Partiendo de esta premisa inevitable, Calvo Serraller se encomienda la tarea de revelar ciertas afinidades y temas de la pintura española que, a la postre, la han configurado como un arte singular y plenamente identificable dentro de la tradición europea. Dichos temas podrían ser los bodegones, los retratos infantiles, el tratamiento de la mujer, la vasta angeleología del Barroco, los crucificados, los monjes, la teratología (enanos y bufones de Corte), la domesticidad, el paisaje, la ausencia de desnudos y otros motivos afines. Como se advierte, buena parte de tales temas obtienen su singularidad del diferente camino que la religión tomó tras la Reforma de Lutero y el Concilio de Trento. Así, si la Protesta adoptó una postura iconoclasta, que a la larga propiciaría la gran pintura holandesa del XVII, el catolicismo trentino insistió en la representación del martirio y las escenas sagradas, como forma de esparcir eficazmente, plásticamente, la semilla de la fe de Roma. Que esta divergencia doctrinal sea el origen del secular olvido en que cayó España y lo español queda, no obstante, menos claro.

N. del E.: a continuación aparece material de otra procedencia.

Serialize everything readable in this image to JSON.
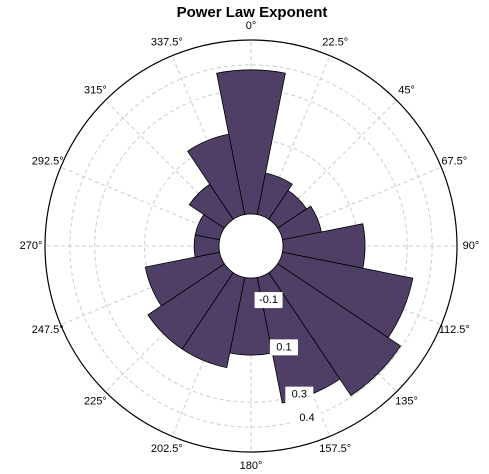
{
  "chart_data": {
    "type": "polar_bar",
    "title": "Power Law Exponent",
    "color": "#4f3f66",
    "categories": [
      {
        "value": 0,
        "label": "0°"
      },
      {
        "value": 22.5,
        "label": "22.5°"
      },
      {
        "value": 45,
        "label": "45°"
      },
      {
        "value": 67.5,
        "label": "67.5°"
      },
      {
        "value": 90,
        "label": "90°"
      },
      {
        "value": 112.5,
        "label": "112.5°"
      },
      {
        "value": 135,
        "label": "135°"
      },
      {
        "value": 157.5,
        "label": "157.5°"
      },
      {
        "value": 180,
        "label": "180°"
      },
      {
        "value": 202.5,
        "label": "202.5°"
      },
      {
        "value": 225,
        "label": "225°"
      },
      {
        "value": 247.5,
        "label": "247.5°"
      },
      {
        "value": 270,
        "label": "270°"
      },
      {
        "value": 292.5,
        "label": "292.5°"
      },
      {
        "value": 315,
        "label": "315°"
      },
      {
        "value": 337.5,
        "label": "337.5°"
      }
    ],
    "values": [
      0.38,
      -0.03,
      -0.06,
      -0.04,
      0.13,
      0.335,
      0.395,
      0.315,
      0.11,
      0.17,
      0.17,
      0.105,
      -0.1,
      -0.1,
      -0.03,
      0.13
    ],
    "rlim": [
      -0.2,
      0.5
    ],
    "rticks": [
      -0.1,
      0.1,
      0.3,
      0.4
    ],
    "grid": true
  }
}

Habría que sumarle a tales cuestiones la emergencia de nuevos imperios (éstos sí civilizados, según Clark), que apartarían a España de la carrera por la industrialización y las economías de escala. Sea como fuere, es en ese orillamiento del XVIII y el XIX donde se agrava la singularidad de la pintura española. Y es ese mismo olvido, más la supuesta pervivencia de unas costumbres arcaicas, el que a la vuelta suscitará el interés de una Europa sumida en el spleen baudeleriano y el comfort londinense.

¿Qué ocurre, sin embargo, con la pintura española después de Goya? ¿Hay una pintura española como tal? ¿Puede catalogarse a Picasso como pintor español, netamente reconocible? La segunda parte de este ensayo viene dedicada a mostrar, no sólo la continuidad de la tradición hispánica en la obra de Picasso, sino el numeroso cuerpo de influencias, desde Ingres y Puvis de Chavannes a la pintura de El Greco, que le permitieron abordar una de las empresas más formidables y proteicas del siglo XX. Así, lo distintivo de Picasso no es tanto su españolidad (indudable, en cualquier caso), como la revitalización, el abierto diálogo que mantuvo con la pintura y el arte, tanto europeo como primitivo, y cuya asimilación fundamenta una obra que es, a un tiempo, expresión vanguardista e Historia del Arte. En este sentido, el rasgo más español de Picasso sea ese mismo que se patentiza ya en Velázquez y Goya: cierta humanidad desgarrada y exánime; la proximidad, a veces monstruosa, a veces trémula y desguarecida, de lo humano.